J'avais envie de parler de ce que j'ai cru voir d'influence du taoïsme philosophique dans ce livre, de la politique de l'Ekumen à la mentalité géthenienne, en passant par le Handdara, mais ... nusuth ! (et puis comme ça je suis sûr de ne pas écrire de bêtise)

La planète Géthen, Hiver, couverte de glaciers, est certainement le personnage principal du roman (qui est pourtant aussi une histoire d'amour impossible, mais atypique au possible), à travers ses paysages, ses villes, son peuple, et ce qu'elle dit de l'humanité. En présentant différents modes d'organisation politique, plusieurs écoles mystiques, plusieurs mentalités, l'auteure évite le piège de la carte postale. Je trouve qu'elle dégage un portrait convaincant et touchant des géthéniens, dans leur homogénéité et dans leur diversité. Elle explore également l'éthique du pouvoir et présente, avec le Karhide et l'Orgoreyn, deux modes d'organisation politique opposés qui semblent atteindre chacun l'objectif annoncé par l'autre ! (Vivement la lecture des Dépossédés : c'est le prochain sur ma liste).

La Main gauche de la Nuit présente une exploration de l'influence des rôles sexuels, très réussie autant que casse-cou au départ (et à une époque où les études sur le genre ne devaient pas être légions), en les supprimant purement et simplement, et en en intégrant les conséquences pleinement dans l'histoire (la science-fiction dans toute sa splendeur).
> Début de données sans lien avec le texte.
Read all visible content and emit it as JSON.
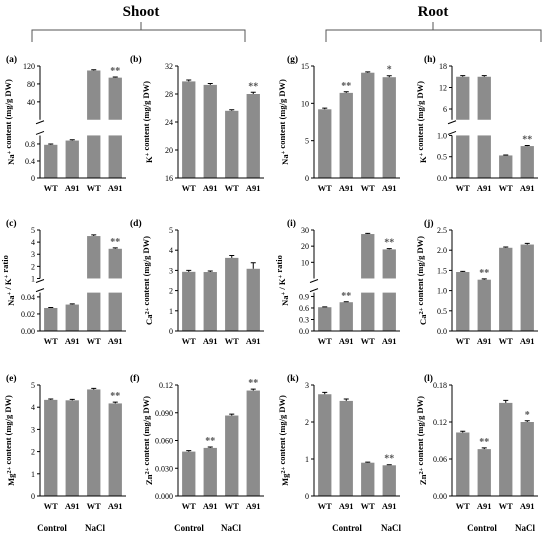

Alors, en l'absence de rôle sexuel, nous n'aurions pas de guerre, vraiment ? Moins de relations dominant/dominé ? Nous n'aurons pas de réponse à cette question. Car, et j'en suis reconnaissant à Ursula le Guin, tant j'apprécie cette démarche, j'ai vraiment eu l'impression qu'elle respectait mon autonomie en tant que lecteur. Un peu comme l'envoyé de l'Ekumen sur Géthen... Je me rends compte que c'est une qualité rare chez un auteur.

Court, écrit à deux voix, le roman est dense, très dense en réflexions, en descriptions, en mythes, en émotions, en épreuves, en événements, une lecture qui incite à la lenteur, qui culmine avec l'extraordinaire traversée du Gobrin, à la fois intérieure et extérieure. Je pense qu'il mérite bien son statut de classique (mais l'a-t-il, en fait ?).